Maybe not quite so nice once you realize that about 80% of the cost of infrastructure is in the operational budget. In other words, all tax payers pay for about 80% of the cost of the infrastructure over its lifetime. So on the one hand, it's nice that we get this gift from the developer, but on the other hand, it's a gift that keeps on taking, from all of us tax payers.
So it's essential that the long-term cost of any development application is carefully considered, in the interest of existing tax payers, but also and especially future tax payers: our kids.
Right now, the infrastructure items that appear on the municipal books as "assets" are valued at over $1.5 billion. The maintenance cost as estimated in 2006, when we had about $1.3 billion worth of infrastructure, was about $30 million per year. Of course the cost of maintenance goes up over time as more infrastructure gets built and also the cost of material and labour goes up. Looks like these "assets" are more like "liabilities"!
So are we actually paying the required $30+ million per year to maintain these assets? No, not by a long shot. We have been spending roughly one tenth of that. The good news is that, since 2008, a 1% annual cumulative tax increase is being set aside to start dealing with this Infrastructure Deficit. If we keep raising our property taxes in this manner, by 2031 we should have cut our infrastructure deficit in half. That means, in the best case scenario, it's highly unlikely that most of us would see the problem resolved within our lifetime, but if we're principled enough, we can make a significant dent in it.

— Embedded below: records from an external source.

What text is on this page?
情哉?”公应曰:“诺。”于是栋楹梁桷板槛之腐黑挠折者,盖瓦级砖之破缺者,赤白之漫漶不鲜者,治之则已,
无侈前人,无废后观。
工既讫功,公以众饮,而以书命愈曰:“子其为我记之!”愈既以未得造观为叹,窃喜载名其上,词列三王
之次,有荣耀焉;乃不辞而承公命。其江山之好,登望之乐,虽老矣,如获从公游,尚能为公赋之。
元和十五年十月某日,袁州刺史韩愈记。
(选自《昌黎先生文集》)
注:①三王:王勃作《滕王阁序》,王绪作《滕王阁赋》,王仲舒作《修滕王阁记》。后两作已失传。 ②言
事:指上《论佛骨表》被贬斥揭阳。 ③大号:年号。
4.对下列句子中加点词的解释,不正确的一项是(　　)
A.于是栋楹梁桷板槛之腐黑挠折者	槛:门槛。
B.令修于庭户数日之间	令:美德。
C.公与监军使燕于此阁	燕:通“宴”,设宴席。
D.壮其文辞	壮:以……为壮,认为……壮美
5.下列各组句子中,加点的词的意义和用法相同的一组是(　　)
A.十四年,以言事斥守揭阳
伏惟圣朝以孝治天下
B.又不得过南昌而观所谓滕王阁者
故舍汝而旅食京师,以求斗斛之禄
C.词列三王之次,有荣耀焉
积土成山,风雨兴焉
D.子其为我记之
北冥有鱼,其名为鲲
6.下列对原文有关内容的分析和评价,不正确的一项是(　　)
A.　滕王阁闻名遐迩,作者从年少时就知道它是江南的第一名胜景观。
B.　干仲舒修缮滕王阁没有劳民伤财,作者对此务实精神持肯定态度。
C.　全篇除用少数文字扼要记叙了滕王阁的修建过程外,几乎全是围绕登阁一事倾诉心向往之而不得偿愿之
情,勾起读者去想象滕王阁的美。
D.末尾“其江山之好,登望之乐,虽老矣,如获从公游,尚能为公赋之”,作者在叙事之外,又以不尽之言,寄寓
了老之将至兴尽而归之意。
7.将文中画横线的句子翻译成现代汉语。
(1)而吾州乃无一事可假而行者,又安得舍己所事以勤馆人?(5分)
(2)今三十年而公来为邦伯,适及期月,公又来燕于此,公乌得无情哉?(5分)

However, because of our low tolerance for ever increasing property taxes, Council already caved in and reduced this increase by half last year and it'll probably be at least a few more years before we should be back to being charged the full 1% increase. To make up for some of the difference until then, we're using some of the gaming revenues.
The question is, are tax payers going to tolerate these cumulative annual increases for the next 20+ years or so, and are the increases even keeping up with the infrastructure added during that time?

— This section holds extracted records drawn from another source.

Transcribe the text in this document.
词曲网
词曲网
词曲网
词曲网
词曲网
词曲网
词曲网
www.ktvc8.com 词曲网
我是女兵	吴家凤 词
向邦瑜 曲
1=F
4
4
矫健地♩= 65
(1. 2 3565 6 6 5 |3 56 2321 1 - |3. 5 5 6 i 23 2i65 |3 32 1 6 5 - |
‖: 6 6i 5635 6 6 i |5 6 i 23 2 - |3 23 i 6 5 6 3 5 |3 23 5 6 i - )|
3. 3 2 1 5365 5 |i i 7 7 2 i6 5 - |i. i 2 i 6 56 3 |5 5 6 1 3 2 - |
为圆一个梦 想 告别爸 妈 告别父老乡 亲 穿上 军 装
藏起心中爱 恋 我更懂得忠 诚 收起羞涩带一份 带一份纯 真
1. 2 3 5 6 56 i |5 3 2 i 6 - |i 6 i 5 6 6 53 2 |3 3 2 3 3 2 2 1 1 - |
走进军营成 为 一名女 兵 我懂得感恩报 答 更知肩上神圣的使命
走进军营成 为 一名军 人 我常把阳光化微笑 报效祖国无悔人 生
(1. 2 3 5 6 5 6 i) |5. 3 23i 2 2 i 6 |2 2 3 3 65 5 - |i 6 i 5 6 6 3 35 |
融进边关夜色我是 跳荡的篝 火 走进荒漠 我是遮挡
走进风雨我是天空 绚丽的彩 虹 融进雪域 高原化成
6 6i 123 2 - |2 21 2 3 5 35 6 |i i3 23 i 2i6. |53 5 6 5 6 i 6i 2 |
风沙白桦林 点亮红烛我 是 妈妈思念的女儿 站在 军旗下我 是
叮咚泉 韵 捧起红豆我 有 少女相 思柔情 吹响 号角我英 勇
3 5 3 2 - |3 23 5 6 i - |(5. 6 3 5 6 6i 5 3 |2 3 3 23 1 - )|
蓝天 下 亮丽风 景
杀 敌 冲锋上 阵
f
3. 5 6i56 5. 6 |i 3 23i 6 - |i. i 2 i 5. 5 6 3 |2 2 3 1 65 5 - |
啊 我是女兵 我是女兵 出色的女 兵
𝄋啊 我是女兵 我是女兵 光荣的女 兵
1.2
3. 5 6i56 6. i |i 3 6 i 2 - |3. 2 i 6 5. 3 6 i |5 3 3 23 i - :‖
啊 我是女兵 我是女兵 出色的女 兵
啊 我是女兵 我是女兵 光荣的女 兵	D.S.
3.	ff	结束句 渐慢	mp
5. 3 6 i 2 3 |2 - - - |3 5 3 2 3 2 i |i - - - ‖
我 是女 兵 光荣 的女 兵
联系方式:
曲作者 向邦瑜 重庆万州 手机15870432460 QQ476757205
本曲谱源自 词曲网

What happens if we don't put enough money aside to pay for maintenance and eventual replacement? Well, roads start to crumble, and bridges will start to collapse. We've seen that for example in Montreal, and many cities in the U.S. offer frightening examples.
Like Mr. Gill says: "pay me now, or pay me much more later". If we don't look after the infrastructure now, it's going to be much more costly to fix things when they start to crumble.
My take-aways from this:
- We need to start tackling the problem at the source: we need to stop inefficient, hopscotch sprawling development that makes more of us more car dependent and that we simply can't afford;
- Our new Council will need to work with other BC municipalities, through the Union of BC Municipalities, to appeal to the Province for changes in the legislative framework of Development Cost Charges and property taxes, to ensure that new development pays for the full cost, and that smart development does not unfairly end up subsidizing new dumb development, of course recognizing that the unfairness in the way existing development is taxed cannot be simply undone from one day to the next.

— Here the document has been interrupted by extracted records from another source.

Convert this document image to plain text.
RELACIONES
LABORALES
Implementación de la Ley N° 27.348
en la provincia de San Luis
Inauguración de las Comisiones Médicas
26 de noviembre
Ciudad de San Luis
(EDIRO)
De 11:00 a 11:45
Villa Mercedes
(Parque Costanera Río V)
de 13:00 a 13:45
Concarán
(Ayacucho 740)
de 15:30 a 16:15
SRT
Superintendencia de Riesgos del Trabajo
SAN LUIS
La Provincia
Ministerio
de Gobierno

- BC Municipalities can't tackle the problem on their own. Both the federal and provincial governments will need to share more of their tax revenues with municipalities as more responsibilities get downloaded by higher levels of government to municipalities. Municipalities need to band together through the UBCM to get reliable long-term funding from the province and the federal government to help pay for maintenance of the infrastructure that's the backbone of our cities and economy.
So this should give you some ideas as to questions you can ask your mayoral and council candidates!